Università Ca' Foscari Venezia | |
Latin: Venetiarum universitas in domo Foscari | |
Type | State-supported |
---|---|
Established | 6 August 1868 |
Rector | Michele Bugliesi |
Students | 18,846 |
Location |
Venice, Italy 45°26′04″N 12°19′35″E / 45.4345°N 12.3265°ECoordinates: 45°26′04″N 12°19′35″E / 45.4345°N 12.3265°E |
Website | unive |
Ca' Foscari University of Venice (Italian: Università Ca' Foscari Venezia) is a public university in Venice, Italy; it is usually known simply as Università Ca' Foscari.

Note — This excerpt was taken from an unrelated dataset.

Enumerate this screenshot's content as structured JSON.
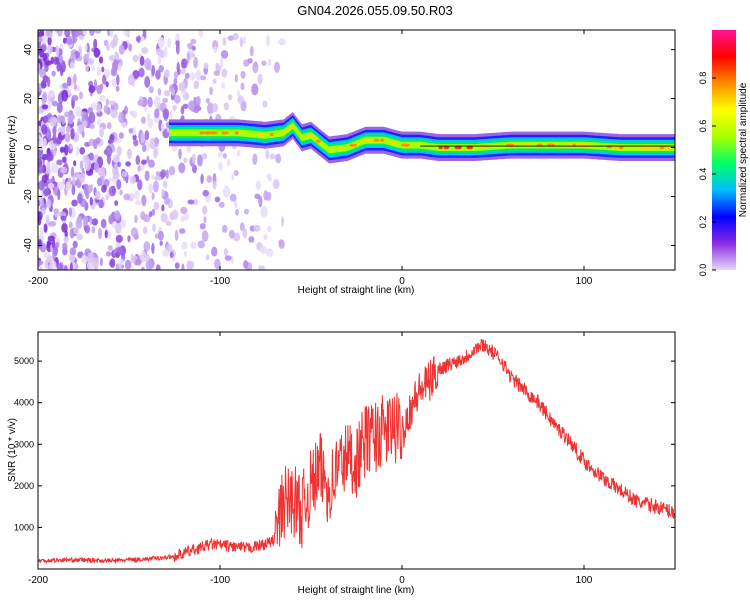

Since its foundation in 1868 it has been housed in the Venetian Gothic palace of Ca' Foscari, from which it takes its name. The palace stands on the Grand Canal, between the Rialto and San Marco, in the sestiere of Dorsoduro.
The institute became a university in 1968. It currently has eight departments and almost 19,000 students.
The institution was founded as the Regia Scuola Superiore di Commercio ("royal high school of commerce") by a Royal Decree dated 6 August 1868, and teaching commenced in December of the same year. The idea of establishing such a school had arisen after the annexation of the Veneto to the new Kingdom of Italy in 1866, and was promoted by three people in particular: the Jewish political economist Luigi Luzzatti, later Prime Minister of Italy; Edoardo Deodati, senator of the Kingdom of Italy and vice-president of the province of Venice; and the Sicilian political economist Francesco Ferrara, director of the school for its first thirty years.
The school was the first institute of higher education in commerce in Italy, and was from the outset conceived as a national rather than a regional institution; it had a diplomatic arm to prepare commercial consular staff for overseas service, and was also a training college for secondary school teachers of commercial subjects. Foreign languages were taught from the start. The school was modelled on the Institut Supérieur de Commerce d'Anvers, founded in 1853 in Antwerp, Belgium.